After leaving the capital, the roads became calmer and other than the extremely high speed bumps and multiple police controls we pretty much cruised to Kabale. I didn’t know that the worst was yet to come. The “road” leading to Edirisa being so hilly and full of holes that my driver refused to drive all the way up.
With the help of my new friend Kahiri I eventually made it to my new lakeside home.
For the last week I’ve tried to immerse myself in the Ugandan culture and spent much of my time in Rutinda, the nearby village on the lake, and in Kabale town. I have experienced more adventures and culture shocks in a week than I could have imagined.
Let’s start with the concept that people live by, African time. Belgians tend to be rather punctual and even complain when the train or bus is two minutes late. So at first it was a little frustrating that Ugandans have a more relaxed attitude towards time. But actually I adapted quite easily and already enjoy this way of living. An issue that I didn’t yet manage to get accustomed to is the way Ugandans handle their waste. While most parts of Europe recycle and sort their waste, Ugandans just throw plastics on the streets!
Still, there are some similarities that make me feel at home. Many Ugandans told me that the southwest is “freezingly” cold. But when you are used to a climate where the temperature barely hits five degrees at this time of the year, you can imagine that plentiful sunshine with an occasional heavy rain shower isn’t a big adaptation at all.

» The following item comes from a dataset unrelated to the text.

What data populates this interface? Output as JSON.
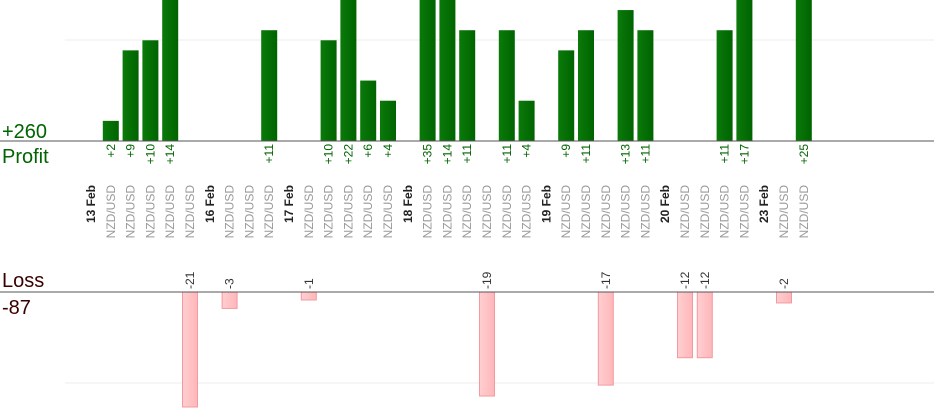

Another thing that reminds me of my home country are the potatoes. Before I left I ate mashed potatoes, boiled potatoes and French fries (as a proud Belgian, I have to tell you that we invented them) because I thought I wouldn’t eat any of them for six months. Now, I think you can guess what my first local lunch was … Surprise! Potatoes, called “Irish” here.
But there are also parts of the eating habits that shocked me. I noticed that Ugandans almost never eat meat and when I asked a local why, he answered that it is just too expensive. You can’t ignore the overall poverty when you are walking through the streets. Even kids as young as five or six, who are anything but independent in Belgium, are carrying heavy things on their head or dragging around machetes to help their family. When you pass by, they wave enthusiastically and shout “mzungu”(white person) which is sometimes followed by “give me money”.
It is clear that my skin color represents status and privilege. But it makes me feel like an outsider too. At the market I felt like everyone was staring but that slight feeling of unease disappeared immediately when a person smiled and started talking to me. What a difference with Belgium where people walk the crowded street and just mind their own business! The social and kind nature of the people has shocked me in the most positive way. They always sit together in front of their houses and strangers talk to each other like they have been best friends for years. The average Belgian needs to drink the right amount of beer to get as social as an Ugandan.
The people, the natural beauty before me, the novelty of this new world is intriguing indeed. A dugout canoe loaded with crops slides before me, with a single woman at the oar, and the exotic bird sounds are constant. I can feel myself grow, with each little culture shock warming my Belgian heart.